От этих слов Виктория ощутила какой-то холод внутри. Некое непонятное беспокойство. Словно в лицо ей расхохотался не сотрудник полиции, а тот самый «кто-то», о котором она думала ранним утром, стоя у окна в кухне.

– Ну что? Как все прошло?

Чарли ждал ее в вестибюле полицейского участка.

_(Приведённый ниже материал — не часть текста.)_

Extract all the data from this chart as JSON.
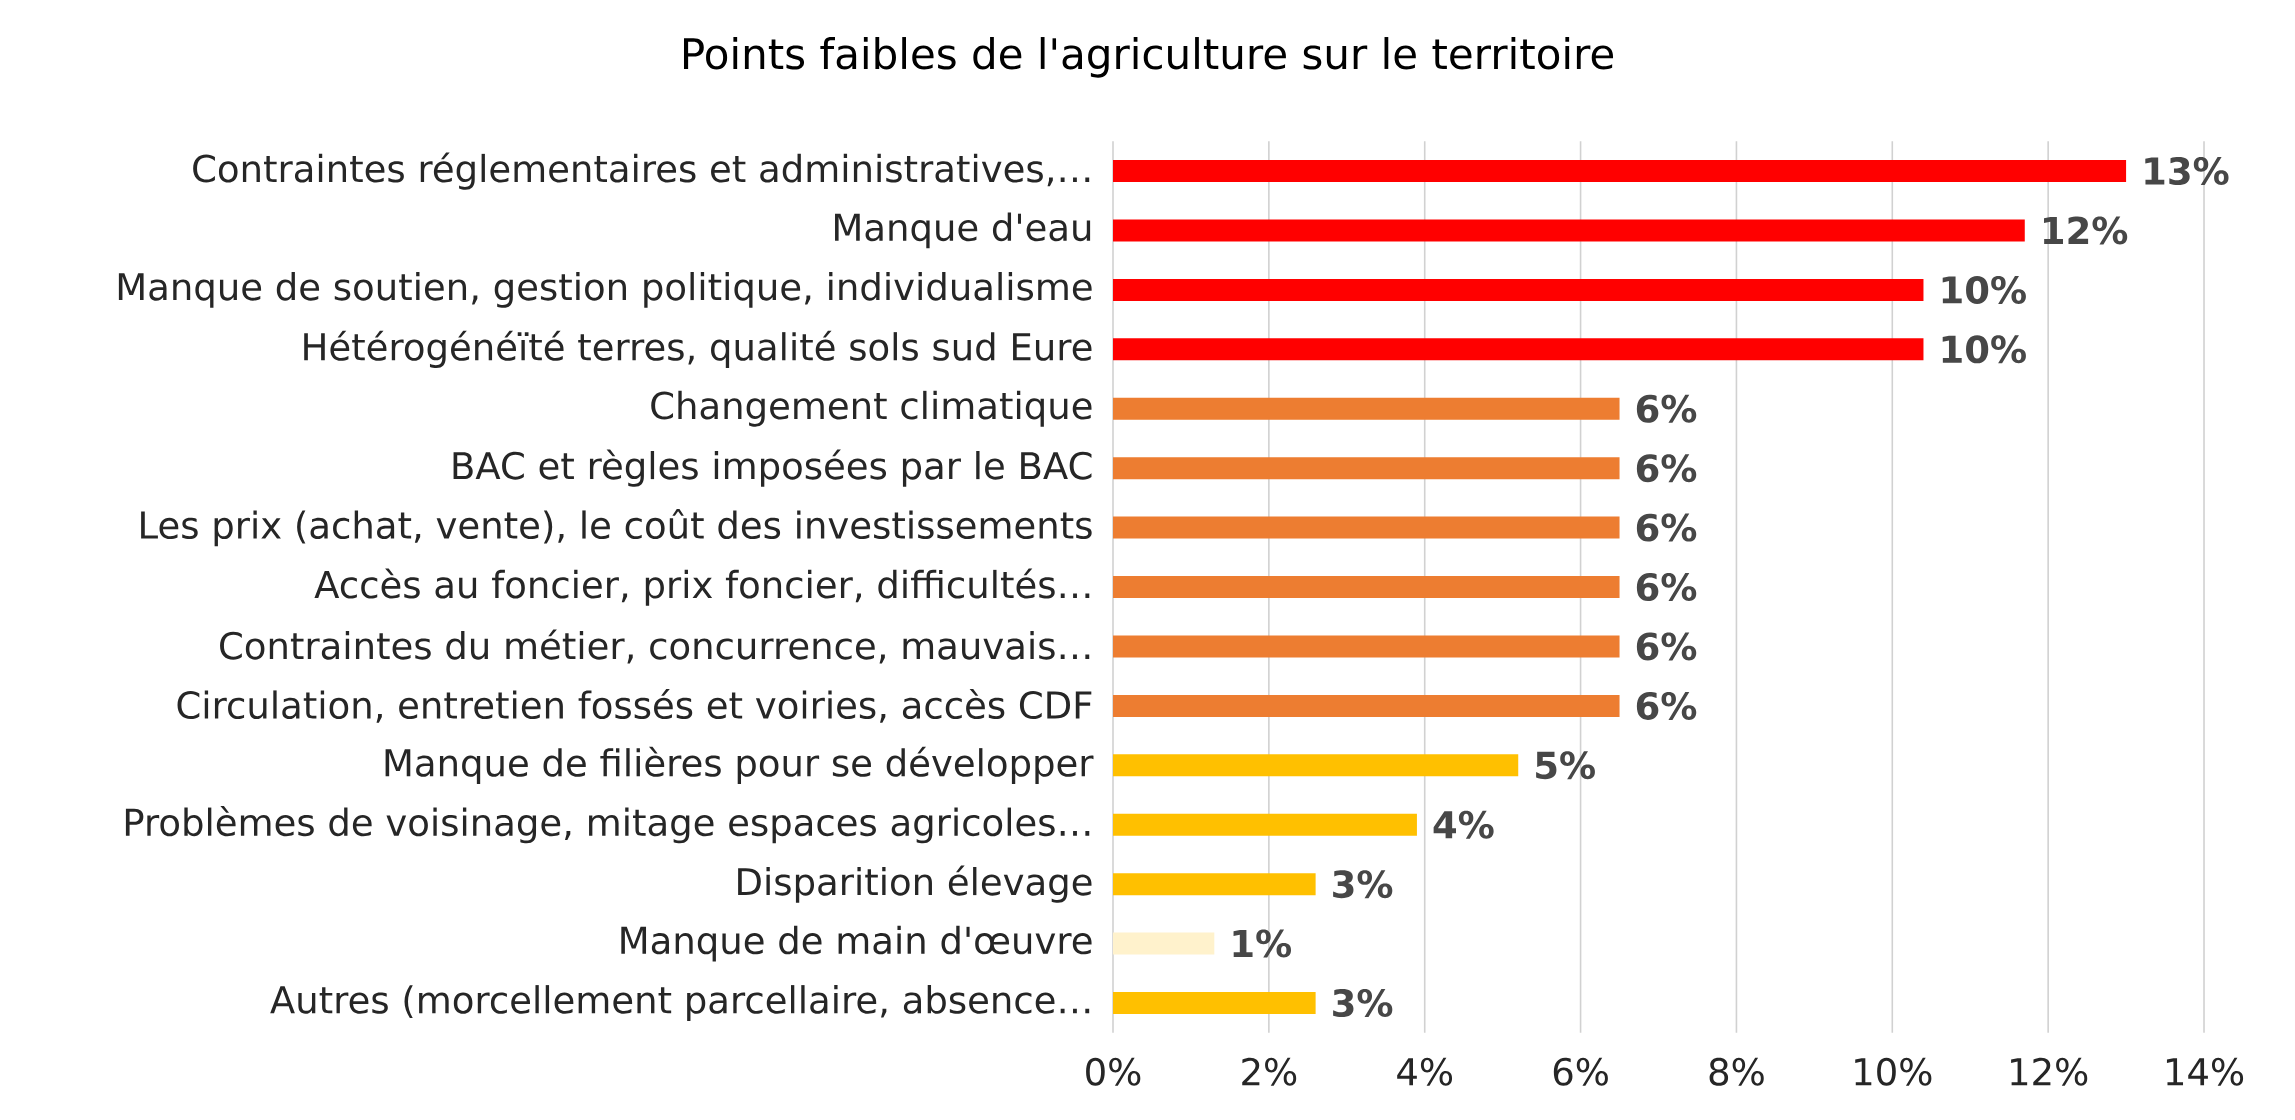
{
  "chart_data": {
    "type": "bar",
    "orientation": "horizontal",
    "title": "Points faibles de l'agriculture sur le territoire",
    "categories": [
      "Contraintes réglementaires et administratives,…",
      "Manque d'eau",
      "Manque de soutien, gestion politique, individualisme",
      "Hétérogénéïté terres, qualité sols sud Eure",
      "Changement climatique",
      "BAC et règles imposées par le BAC",
      "Les prix (achat, vente), le coût des investissements",
      "Accès au foncier, prix foncier, difficultés…",
      "Contraintes du métier, concurrence, mauvais…",
      "Circulation, entretien fossés et voiries, accès CDF",
      "Manque de filières pour se développer",
      "Problèmes de voisinage, mitage espaces agricoles…",
      "Disparition élevage",
      "Manque de main d'œuvre",
      "Autres (morcellement parcellaire, absence…"
    ],
    "values": [
      13.0,
      11.7,
      10.4,
      10.4,
      6.5,
      6.5,
      6.5,
      6.5,
      6.5,
      6.5,
      5.2,
      3.9,
      2.6,
      1.3,
      2.6
    ],
    "value_labels": [
      "13%",
      "12%",
      "10%",
      "10%",
      "6%",
      "6%",
      "6%",
      "6%",
      "6%",
      "6%",
      "5%",
      "4%",
      "3%",
      "1%",
      "3%"
    ],
    "colors": [
      "#ff0000",
      "#ff0000",
      "#ff0000",
      "#ff0000",
      "#ed7d31",
      "#ed7d31",
      "#ed7d31",
      "#ed7d31",
      "#ed7d31",
      "#ed7d31",
      "#ffc000",
      "#ffc000",
      "#ffc000",
      "#fff2cc",
      "#ffc000"
    ],
    "xlim": [
      0,
      14
    ],
    "xticks": [
      {
        "value": 0,
        "label": "0%"
      },
      {
        "value": 2,
        "label": "2%"
      },
      {
        "value": 4,
        "label": "4%"
      },
      {
        "value": 6,
        "label": "6%"
      },
      {
        "value": 8,
        "label": "8%"
      },
      {
        "value": 10,
        "label": "10%"
      },
      {
        "value": 12,
        "label": "12%"
      },
      {
        "value": 14,
        "label": "14%"
      }
    ],
    "grid": "x"
  }
}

– Как ты и предполагал: инспектор не воспринял меня всерьез, – вздохнула Виктория. – И что теперь делать?

– Ясное дело что, – как-то странно протянул брат.

Виктория закатила глаза.

– Выпить по чашечке твоего любимого кофе!

Девушка недоверчиво прищурилась.

– А вот пото-о-ом…

– Супер. Посмотрите, на что меня брат толкает!

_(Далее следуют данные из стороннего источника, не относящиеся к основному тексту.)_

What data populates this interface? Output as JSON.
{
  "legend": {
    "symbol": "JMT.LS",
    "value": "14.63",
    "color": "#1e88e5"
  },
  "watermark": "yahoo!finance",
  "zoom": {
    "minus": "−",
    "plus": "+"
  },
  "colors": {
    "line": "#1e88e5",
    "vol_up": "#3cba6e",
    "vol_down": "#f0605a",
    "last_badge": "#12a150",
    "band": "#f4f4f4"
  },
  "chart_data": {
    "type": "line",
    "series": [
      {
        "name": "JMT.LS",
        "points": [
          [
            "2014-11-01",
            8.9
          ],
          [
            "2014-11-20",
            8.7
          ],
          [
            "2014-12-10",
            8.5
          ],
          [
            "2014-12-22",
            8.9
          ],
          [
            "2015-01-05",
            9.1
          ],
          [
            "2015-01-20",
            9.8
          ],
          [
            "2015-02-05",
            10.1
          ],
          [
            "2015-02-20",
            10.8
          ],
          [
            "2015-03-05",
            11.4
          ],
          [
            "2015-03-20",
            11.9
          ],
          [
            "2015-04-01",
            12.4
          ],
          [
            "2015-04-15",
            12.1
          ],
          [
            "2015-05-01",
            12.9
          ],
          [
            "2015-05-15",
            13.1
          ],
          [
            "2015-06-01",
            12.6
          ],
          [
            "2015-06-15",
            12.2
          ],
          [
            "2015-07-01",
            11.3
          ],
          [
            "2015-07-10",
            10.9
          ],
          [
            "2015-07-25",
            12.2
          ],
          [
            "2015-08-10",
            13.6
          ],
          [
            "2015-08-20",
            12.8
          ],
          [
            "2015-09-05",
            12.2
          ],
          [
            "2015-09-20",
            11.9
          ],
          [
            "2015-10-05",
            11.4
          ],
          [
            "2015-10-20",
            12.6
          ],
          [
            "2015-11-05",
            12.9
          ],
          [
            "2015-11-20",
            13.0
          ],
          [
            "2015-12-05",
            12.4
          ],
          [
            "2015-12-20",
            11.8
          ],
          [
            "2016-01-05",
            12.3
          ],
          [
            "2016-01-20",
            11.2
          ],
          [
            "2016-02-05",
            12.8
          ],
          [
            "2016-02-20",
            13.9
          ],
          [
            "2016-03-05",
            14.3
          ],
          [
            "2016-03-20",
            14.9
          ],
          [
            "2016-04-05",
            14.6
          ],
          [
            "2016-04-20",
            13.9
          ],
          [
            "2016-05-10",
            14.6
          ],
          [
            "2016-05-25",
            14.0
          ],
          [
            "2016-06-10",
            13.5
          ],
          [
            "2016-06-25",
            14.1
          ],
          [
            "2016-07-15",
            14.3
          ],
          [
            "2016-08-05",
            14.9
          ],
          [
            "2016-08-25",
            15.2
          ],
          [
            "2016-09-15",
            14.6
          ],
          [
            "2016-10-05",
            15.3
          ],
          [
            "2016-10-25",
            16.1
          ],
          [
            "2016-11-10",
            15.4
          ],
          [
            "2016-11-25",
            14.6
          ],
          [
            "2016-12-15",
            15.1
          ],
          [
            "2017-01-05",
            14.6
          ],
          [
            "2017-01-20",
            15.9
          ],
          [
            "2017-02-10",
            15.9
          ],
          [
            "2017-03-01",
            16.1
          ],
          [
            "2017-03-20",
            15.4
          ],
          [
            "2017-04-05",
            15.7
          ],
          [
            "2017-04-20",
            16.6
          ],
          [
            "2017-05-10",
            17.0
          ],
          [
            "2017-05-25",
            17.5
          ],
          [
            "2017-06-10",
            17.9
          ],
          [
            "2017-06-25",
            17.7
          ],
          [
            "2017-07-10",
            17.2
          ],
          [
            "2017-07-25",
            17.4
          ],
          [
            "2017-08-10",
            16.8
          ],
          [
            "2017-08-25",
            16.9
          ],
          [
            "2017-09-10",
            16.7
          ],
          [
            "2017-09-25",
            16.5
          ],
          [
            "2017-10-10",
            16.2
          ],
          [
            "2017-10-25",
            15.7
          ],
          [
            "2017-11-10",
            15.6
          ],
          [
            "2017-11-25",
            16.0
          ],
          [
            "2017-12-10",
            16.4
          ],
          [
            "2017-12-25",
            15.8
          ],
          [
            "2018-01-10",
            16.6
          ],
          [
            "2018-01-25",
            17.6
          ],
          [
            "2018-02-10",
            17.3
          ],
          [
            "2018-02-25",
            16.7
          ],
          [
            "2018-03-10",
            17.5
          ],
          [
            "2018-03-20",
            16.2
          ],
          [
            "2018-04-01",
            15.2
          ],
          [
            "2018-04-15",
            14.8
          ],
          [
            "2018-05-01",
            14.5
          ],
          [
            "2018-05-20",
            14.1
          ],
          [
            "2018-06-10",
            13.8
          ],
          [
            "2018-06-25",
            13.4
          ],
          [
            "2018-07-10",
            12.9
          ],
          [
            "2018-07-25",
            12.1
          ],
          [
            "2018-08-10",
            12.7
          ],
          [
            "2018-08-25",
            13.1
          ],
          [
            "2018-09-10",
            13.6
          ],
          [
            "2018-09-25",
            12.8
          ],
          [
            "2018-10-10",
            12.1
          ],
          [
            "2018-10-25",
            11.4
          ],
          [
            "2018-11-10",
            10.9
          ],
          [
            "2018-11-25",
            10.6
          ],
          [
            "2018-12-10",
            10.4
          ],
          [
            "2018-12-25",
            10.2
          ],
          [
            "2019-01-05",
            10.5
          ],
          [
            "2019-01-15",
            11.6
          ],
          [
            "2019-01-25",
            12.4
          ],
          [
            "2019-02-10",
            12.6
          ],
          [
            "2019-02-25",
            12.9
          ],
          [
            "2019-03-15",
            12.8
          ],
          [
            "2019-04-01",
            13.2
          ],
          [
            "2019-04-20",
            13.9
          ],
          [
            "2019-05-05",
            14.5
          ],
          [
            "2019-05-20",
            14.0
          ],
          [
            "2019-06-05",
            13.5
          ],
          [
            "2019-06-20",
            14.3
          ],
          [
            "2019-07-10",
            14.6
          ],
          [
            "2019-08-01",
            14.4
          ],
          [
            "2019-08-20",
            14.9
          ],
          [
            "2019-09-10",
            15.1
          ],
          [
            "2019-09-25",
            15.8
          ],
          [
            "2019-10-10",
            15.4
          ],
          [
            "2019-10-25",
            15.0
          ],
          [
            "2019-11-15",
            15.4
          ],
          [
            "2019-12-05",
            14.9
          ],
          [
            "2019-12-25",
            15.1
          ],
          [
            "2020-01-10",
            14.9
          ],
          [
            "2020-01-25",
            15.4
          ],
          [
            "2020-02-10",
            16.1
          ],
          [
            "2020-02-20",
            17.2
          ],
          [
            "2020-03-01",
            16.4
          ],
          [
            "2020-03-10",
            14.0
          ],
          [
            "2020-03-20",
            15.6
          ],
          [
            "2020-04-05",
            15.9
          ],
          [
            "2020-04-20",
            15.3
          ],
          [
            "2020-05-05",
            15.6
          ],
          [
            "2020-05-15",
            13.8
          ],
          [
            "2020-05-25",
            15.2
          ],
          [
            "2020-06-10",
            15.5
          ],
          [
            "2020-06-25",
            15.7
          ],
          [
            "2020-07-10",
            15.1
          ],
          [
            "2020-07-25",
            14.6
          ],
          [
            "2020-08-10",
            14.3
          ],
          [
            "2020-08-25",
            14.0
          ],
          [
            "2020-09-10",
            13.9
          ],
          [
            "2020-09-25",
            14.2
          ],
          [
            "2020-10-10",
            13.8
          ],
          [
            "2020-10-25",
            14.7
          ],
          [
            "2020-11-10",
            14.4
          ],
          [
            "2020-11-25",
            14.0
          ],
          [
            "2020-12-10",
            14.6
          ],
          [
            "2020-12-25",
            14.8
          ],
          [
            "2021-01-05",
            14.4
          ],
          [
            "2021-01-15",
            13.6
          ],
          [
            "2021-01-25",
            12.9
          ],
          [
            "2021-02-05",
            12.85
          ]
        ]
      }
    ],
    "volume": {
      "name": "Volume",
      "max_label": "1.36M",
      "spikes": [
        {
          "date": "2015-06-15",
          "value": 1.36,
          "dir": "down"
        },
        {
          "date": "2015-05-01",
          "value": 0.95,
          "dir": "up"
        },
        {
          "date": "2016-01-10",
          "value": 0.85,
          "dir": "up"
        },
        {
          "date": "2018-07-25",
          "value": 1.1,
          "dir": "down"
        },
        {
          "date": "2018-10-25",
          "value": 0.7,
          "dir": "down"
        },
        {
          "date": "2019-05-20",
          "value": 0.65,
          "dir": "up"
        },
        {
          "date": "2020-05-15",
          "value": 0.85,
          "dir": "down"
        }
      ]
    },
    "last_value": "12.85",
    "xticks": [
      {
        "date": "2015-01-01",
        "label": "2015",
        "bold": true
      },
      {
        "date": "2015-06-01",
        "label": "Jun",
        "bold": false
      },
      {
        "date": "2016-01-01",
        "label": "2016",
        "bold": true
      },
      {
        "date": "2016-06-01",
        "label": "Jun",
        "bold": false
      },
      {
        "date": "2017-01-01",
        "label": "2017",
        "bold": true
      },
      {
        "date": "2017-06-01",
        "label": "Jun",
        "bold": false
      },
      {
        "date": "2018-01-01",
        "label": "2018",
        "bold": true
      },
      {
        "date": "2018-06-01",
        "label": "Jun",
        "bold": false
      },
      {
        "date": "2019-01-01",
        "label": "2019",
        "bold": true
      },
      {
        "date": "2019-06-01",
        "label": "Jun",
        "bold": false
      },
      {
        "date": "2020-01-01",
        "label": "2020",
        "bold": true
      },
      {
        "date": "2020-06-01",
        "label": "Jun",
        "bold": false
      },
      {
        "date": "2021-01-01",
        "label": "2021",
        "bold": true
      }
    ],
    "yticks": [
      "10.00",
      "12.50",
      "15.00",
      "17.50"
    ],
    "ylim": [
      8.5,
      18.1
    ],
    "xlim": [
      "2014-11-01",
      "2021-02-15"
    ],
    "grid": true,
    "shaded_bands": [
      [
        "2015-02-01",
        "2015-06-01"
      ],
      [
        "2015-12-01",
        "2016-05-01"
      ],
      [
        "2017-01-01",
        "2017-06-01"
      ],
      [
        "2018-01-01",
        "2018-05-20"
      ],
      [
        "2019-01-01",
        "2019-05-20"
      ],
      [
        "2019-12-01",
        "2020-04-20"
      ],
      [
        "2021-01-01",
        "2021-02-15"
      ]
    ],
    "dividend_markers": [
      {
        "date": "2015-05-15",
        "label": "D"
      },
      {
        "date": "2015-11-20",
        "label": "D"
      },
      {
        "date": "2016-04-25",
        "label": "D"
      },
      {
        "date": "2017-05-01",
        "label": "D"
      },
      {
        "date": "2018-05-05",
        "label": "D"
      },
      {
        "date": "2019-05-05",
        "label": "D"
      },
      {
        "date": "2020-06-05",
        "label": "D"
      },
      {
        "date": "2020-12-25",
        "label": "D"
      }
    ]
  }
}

– Ты, наверное, хотела сказать, что твой любимый и заботливый брат подталкивает тебя к мировому открытию?

– Что за чушь, Чарли! Я росла с умным, серьезным, пусть и ленивым братом под одной крышей, а теперь не узнаю тебя! – выпалила она. – Или ты как-то замешан во всем этом деле с пленкой и письмом? – Она сузила глаза. – Если это так, если ты скрываешь от меня что-то, я больше знать тебя хочу. Вот!

Чарли замер и посмотрел на нее, удивленно приоткрыв рот. И Виктории стало не по себе от того, что она вылила на него сейчас, да еще и так резко. И на виду у других. Она понимала, что улица – не место для семейных разборок, но эмоции взяли верх над разумом.

– Я просто хочу помочь, – понурился Чарли. – Прости. Я и сам не знаю, почему уцепился за эту идею с перемещениями во времени. Мой учитель физики, мистер Смит, уверен, что путешествия возможны. Но ты права, все это и правда сродни фантастике…

– Извини, – Виктория обняла брата, упершись лбом в грудь. Чарли был высоким парнем.

– Что ж, придется просто проигнорировать все произошедшее, – Чарли погладил ее по голове. – Хотя, конечно, невероятная сумма, которую хозяин пленки обещал заплатить, все же не выходит из головы.

Виктория фыркнула.

– Вот переводов от анонимных пользователей нам еще не хватало для полного счастья. То-то налоговая руки потирать будет!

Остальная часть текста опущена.